I have mild to moderate OSD and possibly mild restless legs... I have not received my CPAP machine yet, and so the following is purely opinion and is not based on comparing the S+ with my CPAP data for the same period, I will do that when the CPAP gets here.
1. REM sleep states shown are "doubtful", in my sleep study I had 1 all night - so, I am suspicious of this statistic. It might be that I had a good night last night maybe, and I will have to see how it compares to my CPAP data to be certain.
2. I don't understand why they swapped light and REM in order, probably from a consumer point of view light is before deep ? Anyway, the light sleep is what I would expect from my sleep study. Lots of short duration light sleep levels achieved.
3. Deep Sleep seems possible, probably right, I seem to recall on my original sleep study (a couple weeks ago) that I had 1 or 0 of them.
4. Waking events also seems at least in the ball park with 6. I believe it should be closer to 10 or so waking events and many more arousal events which this does not detect, but maybe I had a good night
5. 6 hours of sleep in a 8 hour period roughly seems about right.
I noticed that the device is VERY sensitive to movement, you can watch your "breathing" waveform in realtime on your phone or tablet. Moving will cause a lot of "noise" in wild fluctuations. Obviously they filter out most of the wild fluctuations to come to their conclusions. However that probably explains why they have a disclaimer that people with restless legs will see a reduction in accuracy. It also explains why they say you should not have pets in bed with you, since they will move around during the night and decrease the accuracy.
So, my first impression is that it does something. It is at least in the ball park for what I would expect my sleep pattern to look like. I will not know how accurate it is until I get my CPAP, and I may put together a quick and dirty DIY EEG to compare brain waves with it also.
Of course the one BIG advantage this has is that it is non-contact. No wires, no sound, it will not disturb your sleep, unless you are paranoid about having a low power RADAR system monitoring your every movement in bed and transmitting those movements to a company somewhere...

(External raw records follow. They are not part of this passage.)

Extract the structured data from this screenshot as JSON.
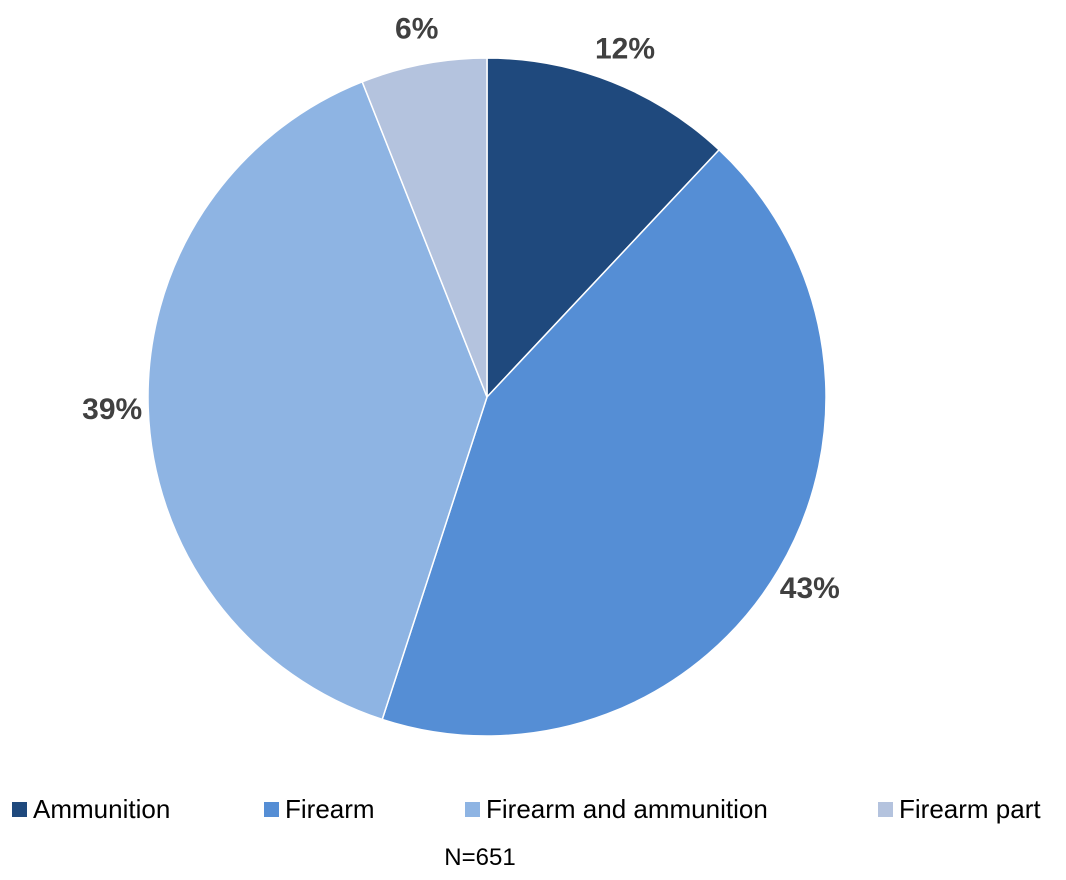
{
  "chart_data": {
    "type": "pie",
    "title": "",
    "slices": [
      {
        "label": "Ammunition",
        "value": 12,
        "value_label": "12%",
        "color": "#1F497D"
      },
      {
        "label": "Firearm",
        "value": 43,
        "value_label": "43%",
        "color": "#558ED5"
      },
      {
        "label": "Firearm and ammunition",
        "value": 39,
        "value_label": "39%",
        "color": "#8EB4E3"
      },
      {
        "label": "Firearm part",
        "value": 6,
        "value_label": "6%",
        "color": "#B4C3DE"
      }
    ],
    "legend_position": "bottom",
    "note": "N=651"
  }
}
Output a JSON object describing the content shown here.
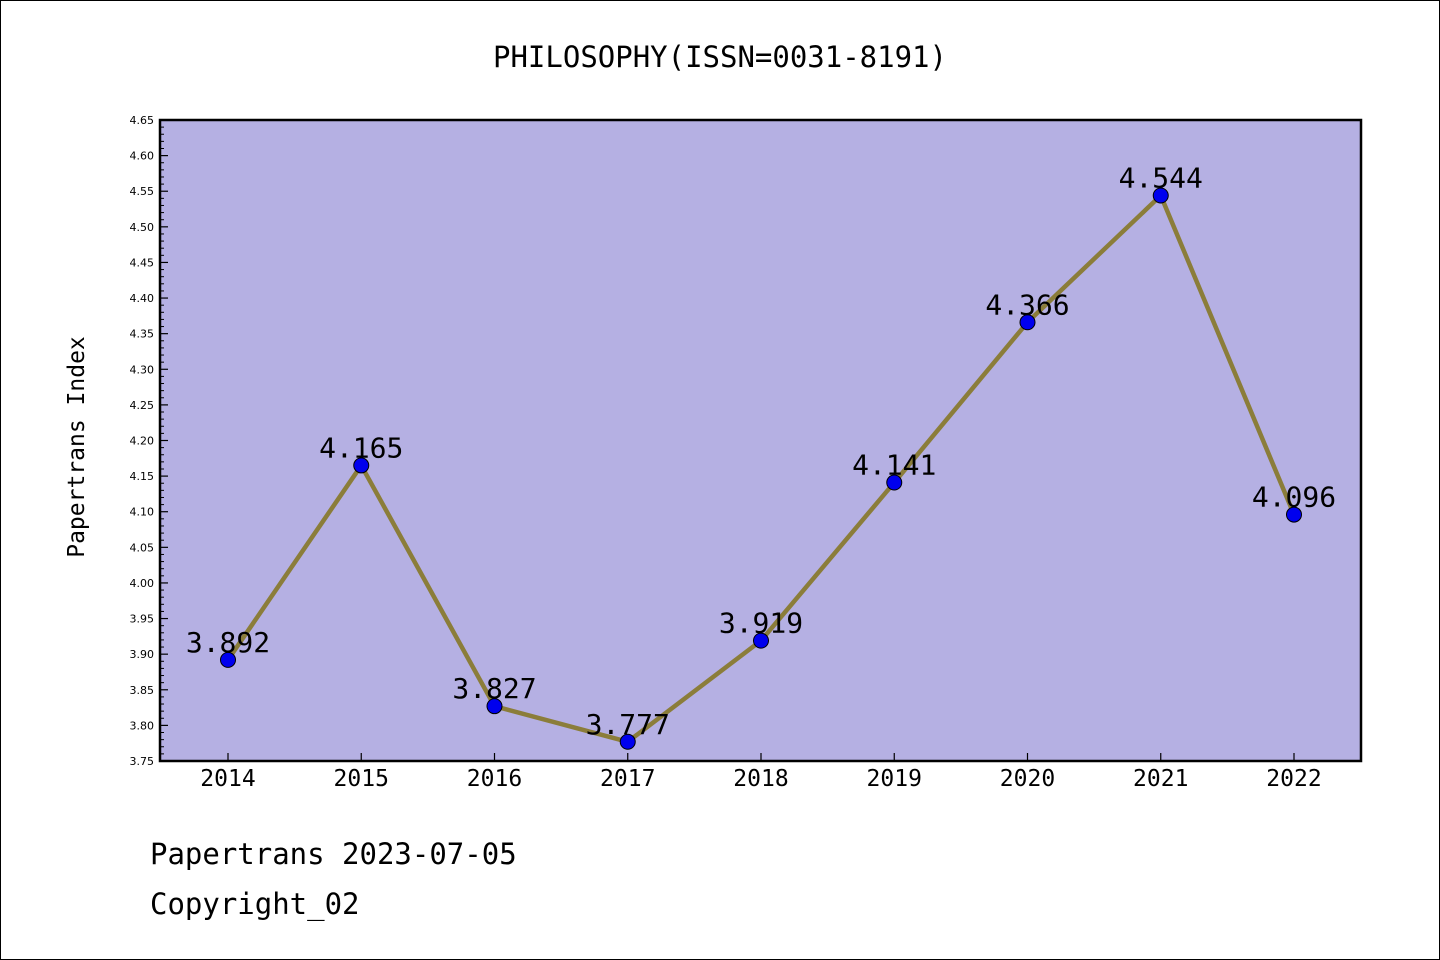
{
  "chart_data": {
    "type": "line",
    "title": "PHILOSOPHY(ISSN=0031-8191)",
    "xlabel": "",
    "ylabel": "Papertrans Index",
    "x": [
      "2014",
      "2015",
      "2016",
      "2017",
      "2018",
      "2019",
      "2020",
      "2021",
      "2022"
    ],
    "series": [
      {
        "values": [
          3.892,
          4.165,
          3.827,
          3.777,
          3.919,
          4.141,
          4.366,
          4.544,
          4.096
        ],
        "labels": [
          "3.892",
          "4.165",
          "3.827",
          "3.777",
          "3.919",
          "4.141",
          "4.366",
          "4.544",
          "4.096"
        ],
        "line_color": "#8b7d3a",
        "marker_color": "#0000ee"
      }
    ],
    "ylim": [
      3.75,
      4.65
    ],
    "yticks": [
      "3.75",
      "3.80",
      "3.85",
      "3.90",
      "3.95",
      "4.00",
      "4.05",
      "4.10",
      "4.15",
      "4.20",
      "4.25",
      "4.30",
      "4.35",
      "4.40",
      "4.45",
      "4.50",
      "4.55",
      "4.60",
      "4.65"
    ],
    "grid": false,
    "legend": "none",
    "plot_background": "#b5b0e3"
  },
  "footer": {
    "line1": "Papertrans 2023-07-05",
    "line2": "Copyright_02"
  }
}
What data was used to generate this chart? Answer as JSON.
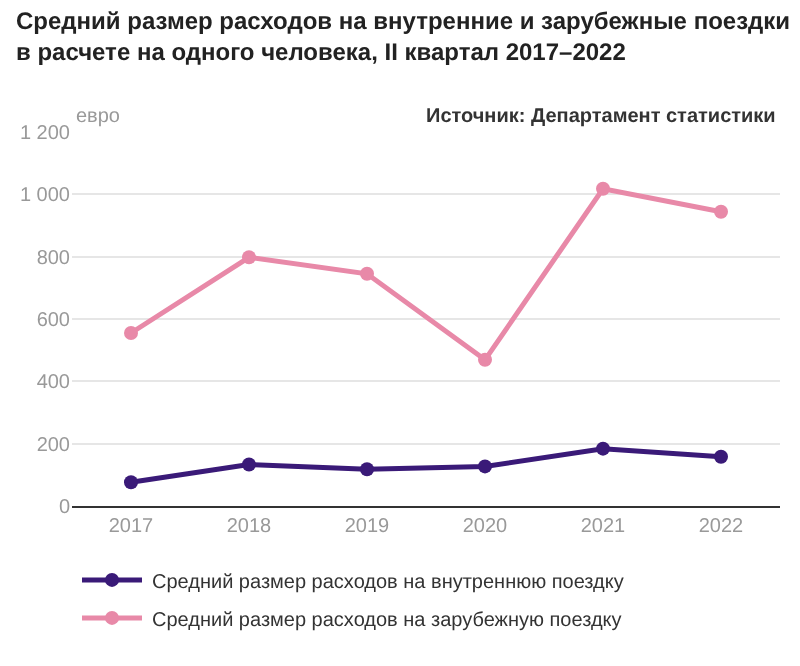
{
  "chart_data": {
    "type": "line",
    "title": "Средний размер расходов на внутренние и зарубежные поездки в расчете на одного человека, II квартал 2017–2022",
    "ylabel": "евро",
    "annotations": [
      "Источник: Департамент статистики"
    ],
    "categories": [
      "2017",
      "2018",
      "2019",
      "2020",
      "2021",
      "2022"
    ],
    "series": [
      {
        "name": "Средний размер расходов на внутреннюю поездку",
        "color": "#3a1a78",
        "values": [
          76,
          133,
          118,
          127,
          184,
          158
        ]
      },
      {
        "name": "Средний размер расходов на зарубежную поездку",
        "color": "#e889a8",
        "values": [
          555,
          798,
          745,
          469,
          1018,
          944
        ]
      }
    ],
    "ylim": [
      0,
      1200
    ],
    "yticks": [
      0,
      200,
      400,
      600,
      800,
      {
        "value": 1000,
        "label": "1 000"
      },
      {
        "value": 1200,
        "label": "1 200"
      }
    ],
    "grid": "y",
    "legend": "bottom",
    "marker": "circle",
    "line_style": "solid"
  }
}
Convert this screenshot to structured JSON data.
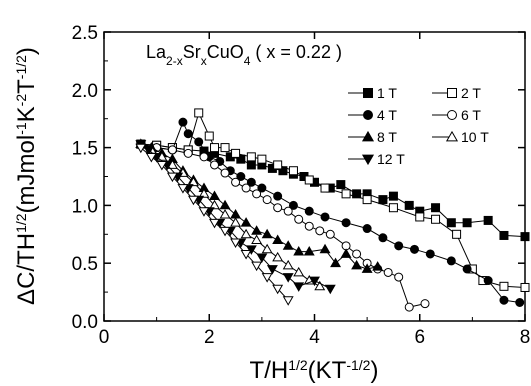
{
  "chart_data": {
    "type": "scatter",
    "title_parts": {
      "formula_base": "La",
      "formula_sub1": "2-x",
      "formula_mid": "Sr",
      "formula_sub2": "x",
      "formula_end": "CuO",
      "formula_sub3": "4",
      "condition": " ( x = 0.22 )"
    },
    "xlabel": {
      "main": "T/H",
      "sup1": "1/2",
      "unit_open": "(KT",
      "sup2": "-1/2",
      "unit_close": ")"
    },
    "ylabel": {
      "main": "ΔC/TH",
      "sup1": "1/2",
      "unit_open": "(mJmol",
      "sup2": "-1",
      "unit_mid": "K",
      "sup3": "-2",
      "unit_t": "T",
      "sup4": "-1/2",
      "unit_close": ")"
    },
    "xlim": [
      0,
      8
    ],
    "ylim": [
      0,
      2.5
    ],
    "x_ticks": [
      0,
      2,
      4,
      6,
      8
    ],
    "y_ticks": [
      0.0,
      0.5,
      1.0,
      1.5,
      2.0,
      2.5
    ],
    "x_tick_labels": [
      "0",
      "2",
      "4",
      "6",
      "8"
    ],
    "y_tick_labels": [
      "0.0",
      "0.5",
      "1.0",
      "1.5",
      "2.0",
      "2.5"
    ],
    "legend_position": "top-right",
    "series": [
      {
        "name": "1 T",
        "marker": "square",
        "filled": true,
        "points": [
          [
            0.7,
            1.53
          ],
          [
            1.0,
            1.52
          ],
          [
            1.3,
            1.5
          ],
          [
            1.6,
            1.48
          ],
          [
            1.9,
            1.47
          ],
          [
            2.1,
            1.45
          ],
          [
            2.4,
            1.42
          ],
          [
            2.6,
            1.4
          ],
          [
            2.8,
            1.35
          ],
          [
            3.0,
            1.35
          ],
          [
            3.2,
            1.32
          ],
          [
            3.4,
            1.3
          ],
          [
            3.6,
            1.27
          ],
          [
            3.8,
            1.25
          ],
          [
            4.0,
            1.2
          ],
          [
            4.3,
            1.15
          ],
          [
            4.5,
            1.18
          ],
          [
            4.8,
            1.1
          ],
          [
            5.0,
            1.1
          ],
          [
            5.3,
            1.05
          ],
          [
            5.5,
            1.08
          ],
          [
            5.8,
            1.0
          ],
          [
            6.0,
            0.95
          ],
          [
            6.3,
            0.98
          ],
          [
            6.6,
            0.85
          ],
          [
            6.9,
            0.85
          ],
          [
            7.3,
            0.87
          ],
          [
            7.6,
            0.74
          ],
          [
            8.0,
            0.73
          ]
        ]
      },
      {
        "name": "2 T",
        "marker": "square",
        "filled": false,
        "points": [
          [
            0.7,
            1.53
          ],
          [
            1.0,
            1.52
          ],
          [
            1.3,
            1.5
          ],
          [
            1.6,
            1.48
          ],
          [
            1.8,
            1.8
          ],
          [
            2.0,
            1.6
          ],
          [
            2.1,
            1.5
          ],
          [
            2.3,
            1.5
          ],
          [
            2.5,
            1.45
          ],
          [
            2.8,
            1.42
          ],
          [
            3.0,
            1.4
          ],
          [
            3.3,
            1.35
          ],
          [
            3.6,
            1.3
          ],
          [
            3.9,
            1.22
          ],
          [
            4.2,
            1.15
          ],
          [
            4.6,
            1.1
          ],
          [
            5.0,
            1.05
          ],
          [
            5.5,
            0.98
          ],
          [
            6.0,
            0.9
          ],
          [
            6.3,
            0.88
          ],
          [
            6.7,
            0.75
          ],
          [
            7.0,
            0.45
          ],
          [
            7.2,
            0.35
          ],
          [
            7.6,
            0.3
          ],
          [
            8.0,
            0.29
          ]
        ]
      },
      {
        "name": "4 T",
        "marker": "circle",
        "filled": true,
        "points": [
          [
            0.7,
            1.53
          ],
          [
            1.0,
            1.5
          ],
          [
            1.3,
            1.48
          ],
          [
            1.5,
            1.72
          ],
          [
            1.6,
            1.62
          ],
          [
            1.8,
            1.55
          ],
          [
            2.0,
            1.42
          ],
          [
            2.2,
            1.38
          ],
          [
            2.4,
            1.3
          ],
          [
            2.6,
            1.25
          ],
          [
            2.8,
            1.2
          ],
          [
            3.0,
            1.15
          ],
          [
            3.3,
            1.08
          ],
          [
            3.6,
            1.0
          ],
          [
            3.9,
            0.95
          ],
          [
            4.2,
            0.9
          ],
          [
            4.6,
            0.85
          ],
          [
            5.0,
            0.8
          ],
          [
            5.3,
            0.72
          ],
          [
            5.6,
            0.65
          ],
          [
            5.9,
            0.62
          ],
          [
            6.2,
            0.58
          ],
          [
            6.6,
            0.52
          ],
          [
            6.9,
            0.45
          ],
          [
            7.3,
            0.35
          ],
          [
            7.6,
            0.18
          ],
          [
            7.9,
            0.16
          ]
        ]
      },
      {
        "name": "6 T",
        "marker": "circle",
        "filled": false,
        "points": [
          [
            0.7,
            1.53
          ],
          [
            1.0,
            1.5
          ],
          [
            1.3,
            1.48
          ],
          [
            1.6,
            1.45
          ],
          [
            1.9,
            1.42
          ],
          [
            2.1,
            1.35
          ],
          [
            2.3,
            1.28
          ],
          [
            2.5,
            1.2
          ],
          [
            2.7,
            1.15
          ],
          [
            2.9,
            1.1
          ],
          [
            3.1,
            1.05
          ],
          [
            3.3,
            0.98
          ],
          [
            3.5,
            0.95
          ],
          [
            3.7,
            0.88
          ],
          [
            3.9,
            0.82
          ],
          [
            4.1,
            0.78
          ],
          [
            4.3,
            0.75
          ],
          [
            4.6,
            0.65
          ],
          [
            4.8,
            0.58
          ],
          [
            5.0,
            0.5
          ],
          [
            5.2,
            0.45
          ],
          [
            5.4,
            0.42
          ],
          [
            5.6,
            0.38
          ],
          [
            5.8,
            0.12
          ],
          [
            6.1,
            0.15
          ]
        ]
      },
      {
        "name": "8 T",
        "marker": "triangle-up",
        "filled": true,
        "points": [
          [
            0.7,
            1.53
          ],
          [
            0.9,
            1.5
          ],
          [
            1.1,
            1.45
          ],
          [
            1.3,
            1.4
          ],
          [
            1.5,
            1.3
          ],
          [
            1.7,
            1.22
          ],
          [
            1.9,
            1.15
          ],
          [
            2.1,
            1.08
          ],
          [
            2.3,
            1.0
          ],
          [
            2.5,
            0.92
          ],
          [
            2.7,
            0.85
          ],
          [
            2.9,
            0.78
          ],
          [
            3.1,
            0.75
          ],
          [
            3.3,
            0.7
          ],
          [
            3.5,
            0.65
          ],
          [
            3.7,
            0.6
          ],
          [
            3.9,
            0.6
          ],
          [
            4.2,
            0.62
          ],
          [
            4.4,
            0.5
          ],
          [
            4.6,
            0.58
          ],
          [
            4.8,
            0.48
          ],
          [
            5.0,
            0.45
          ],
          [
            5.2,
            0.47
          ]
        ]
      },
      {
        "name": "10 T",
        "marker": "triangle-up",
        "filled": false,
        "points": [
          [
            0.7,
            1.53
          ],
          [
            0.9,
            1.48
          ],
          [
            1.1,
            1.42
          ],
          [
            1.3,
            1.35
          ],
          [
            1.5,
            1.28
          ],
          [
            1.7,
            1.2
          ],
          [
            1.9,
            1.1
          ],
          [
            2.1,
            1.0
          ],
          [
            2.3,
            0.92
          ],
          [
            2.5,
            0.85
          ],
          [
            2.7,
            0.75
          ],
          [
            2.9,
            0.7
          ],
          [
            3.1,
            0.62
          ],
          [
            3.3,
            0.55
          ],
          [
            3.5,
            0.48
          ],
          [
            3.7,
            0.42
          ],
          [
            3.9,
            0.35
          ],
          [
            4.1,
            0.3
          ]
        ]
      },
      {
        "name": "12 T",
        "marker": "triangle-down",
        "filled": true,
        "points": [
          [
            0.7,
            1.53
          ],
          [
            0.85,
            1.48
          ],
          [
            1.0,
            1.42
          ],
          [
            1.2,
            1.35
          ],
          [
            1.4,
            1.25
          ],
          [
            1.6,
            1.15
          ],
          [
            1.8,
            1.05
          ],
          [
            2.0,
            0.95
          ],
          [
            2.2,
            0.85
          ],
          [
            2.4,
            0.78
          ],
          [
            2.6,
            0.68
          ],
          [
            2.8,
            0.62
          ],
          [
            3.0,
            0.55
          ],
          [
            3.2,
            0.45
          ],
          [
            3.5,
            0.38
          ],
          [
            3.7,
            0.3
          ],
          [
            4.0,
            0.35
          ],
          [
            4.3,
            0.28
          ]
        ]
      },
      {
        "name": "",
        "marker": "triangle-down",
        "filled": false,
        "points": [
          [
            0.7,
            1.5
          ],
          [
            0.9,
            1.42
          ],
          [
            1.1,
            1.35
          ],
          [
            1.3,
            1.25
          ],
          [
            1.5,
            1.15
          ],
          [
            1.7,
            1.05
          ],
          [
            1.9,
            0.95
          ],
          [
            2.1,
            0.85
          ],
          [
            2.3,
            0.78
          ],
          [
            2.5,
            0.68
          ],
          [
            2.7,
            0.58
          ],
          [
            2.9,
            0.48
          ],
          [
            3.1,
            0.38
          ],
          [
            3.3,
            0.28
          ],
          [
            3.5,
            0.18
          ]
        ]
      }
    ],
    "legend_entries": [
      {
        "label": "1 T",
        "marker": "square",
        "filled": true
      },
      {
        "label": "2 T",
        "marker": "square",
        "filled": false
      },
      {
        "label": "4 T",
        "marker": "circle",
        "filled": true
      },
      {
        "label": "6 T",
        "marker": "circle",
        "filled": false
      },
      {
        "label": "8 T",
        "marker": "triangle-up",
        "filled": true
      },
      {
        "label": "10 T",
        "marker": "triangle-up",
        "filled": false
      },
      {
        "label": "12 T",
        "marker": "triangle-down",
        "filled": true
      }
    ],
    "colors": {
      "ink": "#000000",
      "background": "#ffffff"
    }
  }
}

(I don't know if you can turn off the remote data uploading yet, and some people have complained that it burns through their limited data plans, so beware of that. It connects via wifi to the internet)
Oh, this is the screen shot from my iPAD. You also can go to their mysplus.com page and log in and see more charts, graphs and details about your data over days, weeks or months.
EDIT: Oh, forgot to mention, my wife was sharing the bed, and they say that will not interfere with the measurements. I watched for a while and her movements did not seem to impact the waveform at all.
I am not a Medical professional and I don't play one on the internet.